With guest author Dr. Amna Husain, pediatrician and food allergy mom
As a pediatrician, parent, and food allergy mom, I know it can be scary when initially introducing potential food allergens to your young infant. Of course, the scariest potential food allergy reaction is anaphylaxis. The good news is, anaphylaxis israre. If you're unsure of what anaphylaxis is, it's a type of food allergy reaction that involves 2 organ systems (at least) and can occur seconds to minutes after someone eats food they are allergic to. It almost always occurs within two hours. Anaphylaxis can be life-threatening, so my approach as a pediatrician is to empower parents with knowledge of what a reaction might look like in their child and what to do if it does occur versus allowing them to be scared to try new foods.
Research shows that in infants and toddlers, the most common symptoms in babies and young children -- who have already developed a food allergy -- when eating a food they are allergic to are hives and vomiting. Not fun, but generally not terrifying. Rarely, it can also include swelling of the face, lips, and eyes. Typically, these are the most common symptoms we see in young babies. As you get older, your child may be at risk of other symptoms that involve the respiratory system or cardiovascular system. It’s important to have a discussion with your child’s pediatrician before beginning early introduction so they can counsel you on potential steps to ensure safety.
Your pediatrician may advise you about safe medications you can administer at home, but the treatment of choice for anaphylaxis is epinephrine. If this is your child's first reaction you may not have an EpiPen at home. If you do notice a reaction, call your pediatrician.
When you’re ready to introduce allergenic foods, choose a time when your baby is healthy and not recovering from a cold or stomach virus. Make sure that an adult can closely monitor your baby for at least two hours to watch for signs of a reaction. If you’re using an early introduction product with multiple allergens like SpoonfulONE and your child develops an allergic reaction, you may not know which food ingredient your child is reacting to immediately.
I always counsel parents on this possibility beforehand (although it is exceedingly rare) but also reassure parents that if they ever have concerns about their child’s safety they can call for back-up to the clinic or to 911 in case of an emergency. If a parent is ever worried about a child having an allergy, I recommend seeing the child’s pediatrician and even an allergist who will review together what food is causing the reaction and narrow down possibilities with testing.

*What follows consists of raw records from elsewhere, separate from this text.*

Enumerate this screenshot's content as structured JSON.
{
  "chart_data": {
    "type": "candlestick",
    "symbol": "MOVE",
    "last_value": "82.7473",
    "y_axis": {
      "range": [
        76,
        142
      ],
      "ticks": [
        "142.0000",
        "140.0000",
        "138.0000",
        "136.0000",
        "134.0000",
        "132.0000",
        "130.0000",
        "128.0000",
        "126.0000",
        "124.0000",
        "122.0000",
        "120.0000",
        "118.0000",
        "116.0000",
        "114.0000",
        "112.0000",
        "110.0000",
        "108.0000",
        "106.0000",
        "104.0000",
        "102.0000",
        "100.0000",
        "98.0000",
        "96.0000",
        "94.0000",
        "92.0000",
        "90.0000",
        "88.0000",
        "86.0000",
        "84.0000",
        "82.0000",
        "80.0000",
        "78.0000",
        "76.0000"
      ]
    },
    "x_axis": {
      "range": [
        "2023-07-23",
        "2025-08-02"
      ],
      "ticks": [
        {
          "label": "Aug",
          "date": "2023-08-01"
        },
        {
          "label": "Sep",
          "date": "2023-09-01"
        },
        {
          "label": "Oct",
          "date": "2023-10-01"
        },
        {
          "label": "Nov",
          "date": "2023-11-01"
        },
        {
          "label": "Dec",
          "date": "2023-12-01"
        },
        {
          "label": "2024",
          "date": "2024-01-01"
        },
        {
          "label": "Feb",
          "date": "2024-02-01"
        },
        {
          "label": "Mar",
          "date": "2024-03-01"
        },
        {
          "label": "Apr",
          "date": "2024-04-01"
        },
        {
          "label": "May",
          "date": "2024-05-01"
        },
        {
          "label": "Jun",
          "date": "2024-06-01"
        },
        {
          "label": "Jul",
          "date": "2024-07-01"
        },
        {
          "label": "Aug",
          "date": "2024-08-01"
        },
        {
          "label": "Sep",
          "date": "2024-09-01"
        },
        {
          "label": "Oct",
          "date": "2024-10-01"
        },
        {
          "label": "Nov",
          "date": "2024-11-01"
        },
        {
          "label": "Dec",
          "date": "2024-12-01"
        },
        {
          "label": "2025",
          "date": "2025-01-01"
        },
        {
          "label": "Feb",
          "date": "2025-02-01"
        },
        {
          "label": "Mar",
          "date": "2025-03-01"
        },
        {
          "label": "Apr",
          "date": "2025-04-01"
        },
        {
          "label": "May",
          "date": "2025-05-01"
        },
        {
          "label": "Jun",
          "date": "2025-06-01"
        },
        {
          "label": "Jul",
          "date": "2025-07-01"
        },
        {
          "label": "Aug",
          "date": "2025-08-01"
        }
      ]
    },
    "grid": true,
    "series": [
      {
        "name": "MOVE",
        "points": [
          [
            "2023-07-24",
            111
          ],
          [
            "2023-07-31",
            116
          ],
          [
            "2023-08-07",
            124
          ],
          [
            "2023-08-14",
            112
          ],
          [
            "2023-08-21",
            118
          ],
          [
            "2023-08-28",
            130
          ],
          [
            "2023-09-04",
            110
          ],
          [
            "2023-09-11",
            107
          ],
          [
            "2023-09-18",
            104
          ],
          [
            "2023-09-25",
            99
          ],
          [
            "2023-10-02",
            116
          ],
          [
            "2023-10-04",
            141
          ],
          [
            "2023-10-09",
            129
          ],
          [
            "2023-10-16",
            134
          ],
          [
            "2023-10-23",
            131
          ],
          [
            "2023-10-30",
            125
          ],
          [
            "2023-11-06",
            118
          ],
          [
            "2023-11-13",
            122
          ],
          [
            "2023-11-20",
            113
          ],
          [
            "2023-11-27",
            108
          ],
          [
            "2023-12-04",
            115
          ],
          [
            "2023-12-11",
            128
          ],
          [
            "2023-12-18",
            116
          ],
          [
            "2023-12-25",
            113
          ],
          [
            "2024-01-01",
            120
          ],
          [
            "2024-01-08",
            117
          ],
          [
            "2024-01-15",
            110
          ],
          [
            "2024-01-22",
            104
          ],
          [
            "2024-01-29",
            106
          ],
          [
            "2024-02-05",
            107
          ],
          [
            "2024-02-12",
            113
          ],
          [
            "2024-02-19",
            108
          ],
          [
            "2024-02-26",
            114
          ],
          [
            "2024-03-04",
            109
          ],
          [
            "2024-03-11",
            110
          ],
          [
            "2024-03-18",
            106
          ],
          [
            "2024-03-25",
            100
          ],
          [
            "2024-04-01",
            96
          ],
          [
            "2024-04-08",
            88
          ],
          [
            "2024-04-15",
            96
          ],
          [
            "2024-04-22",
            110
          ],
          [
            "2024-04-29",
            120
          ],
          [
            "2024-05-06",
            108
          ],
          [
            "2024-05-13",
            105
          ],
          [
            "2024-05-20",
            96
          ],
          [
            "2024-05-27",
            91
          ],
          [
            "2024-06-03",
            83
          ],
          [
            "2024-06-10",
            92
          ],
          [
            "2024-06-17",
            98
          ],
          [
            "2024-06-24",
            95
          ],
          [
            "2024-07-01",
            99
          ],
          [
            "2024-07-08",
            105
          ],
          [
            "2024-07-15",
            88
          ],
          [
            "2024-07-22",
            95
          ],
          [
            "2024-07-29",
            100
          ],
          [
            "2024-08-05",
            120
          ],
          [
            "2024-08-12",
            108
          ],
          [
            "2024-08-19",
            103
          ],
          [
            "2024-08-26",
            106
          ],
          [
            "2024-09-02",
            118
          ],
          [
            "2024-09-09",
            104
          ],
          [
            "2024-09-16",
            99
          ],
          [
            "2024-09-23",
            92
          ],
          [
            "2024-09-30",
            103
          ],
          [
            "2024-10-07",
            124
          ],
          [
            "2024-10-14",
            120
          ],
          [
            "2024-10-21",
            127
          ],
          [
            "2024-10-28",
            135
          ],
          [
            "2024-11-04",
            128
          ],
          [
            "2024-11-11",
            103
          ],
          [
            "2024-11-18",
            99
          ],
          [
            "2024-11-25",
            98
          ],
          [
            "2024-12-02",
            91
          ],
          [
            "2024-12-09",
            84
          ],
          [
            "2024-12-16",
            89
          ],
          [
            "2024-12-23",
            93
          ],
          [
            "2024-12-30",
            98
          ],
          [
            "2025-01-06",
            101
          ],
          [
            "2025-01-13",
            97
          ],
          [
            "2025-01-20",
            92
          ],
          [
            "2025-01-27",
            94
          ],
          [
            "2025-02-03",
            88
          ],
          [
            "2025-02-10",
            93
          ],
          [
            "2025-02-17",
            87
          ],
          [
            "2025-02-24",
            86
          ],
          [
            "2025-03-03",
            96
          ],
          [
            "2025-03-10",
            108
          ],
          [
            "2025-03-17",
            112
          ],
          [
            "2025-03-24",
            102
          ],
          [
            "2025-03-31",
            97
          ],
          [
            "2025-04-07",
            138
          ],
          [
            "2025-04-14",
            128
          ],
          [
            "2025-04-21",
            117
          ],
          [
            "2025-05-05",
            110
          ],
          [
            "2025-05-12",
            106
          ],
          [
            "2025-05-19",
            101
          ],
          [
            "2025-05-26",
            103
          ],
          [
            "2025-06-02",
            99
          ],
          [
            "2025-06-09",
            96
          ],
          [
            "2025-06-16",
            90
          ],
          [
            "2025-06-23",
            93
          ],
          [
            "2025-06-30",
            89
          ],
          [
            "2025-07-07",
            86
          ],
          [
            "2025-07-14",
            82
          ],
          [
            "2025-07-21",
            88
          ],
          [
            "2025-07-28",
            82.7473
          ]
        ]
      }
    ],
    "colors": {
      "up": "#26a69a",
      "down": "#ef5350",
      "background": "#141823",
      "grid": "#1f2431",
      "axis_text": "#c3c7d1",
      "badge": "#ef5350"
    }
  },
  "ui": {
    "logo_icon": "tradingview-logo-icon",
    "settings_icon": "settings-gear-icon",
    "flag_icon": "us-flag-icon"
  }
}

As a parent, you can be empowered with the knowledge that early introduction of common allergens decreases food allergy risk for babies and children. Keeping up a diverse diet through infancy and toddlerhood is so important for not just great exposure but also food allergy protection without fear or hesitation. Enjoy feeding your babies and make sure you include foods that commonly cause allergies over and over again so that they never turn into trouble for your baby and family.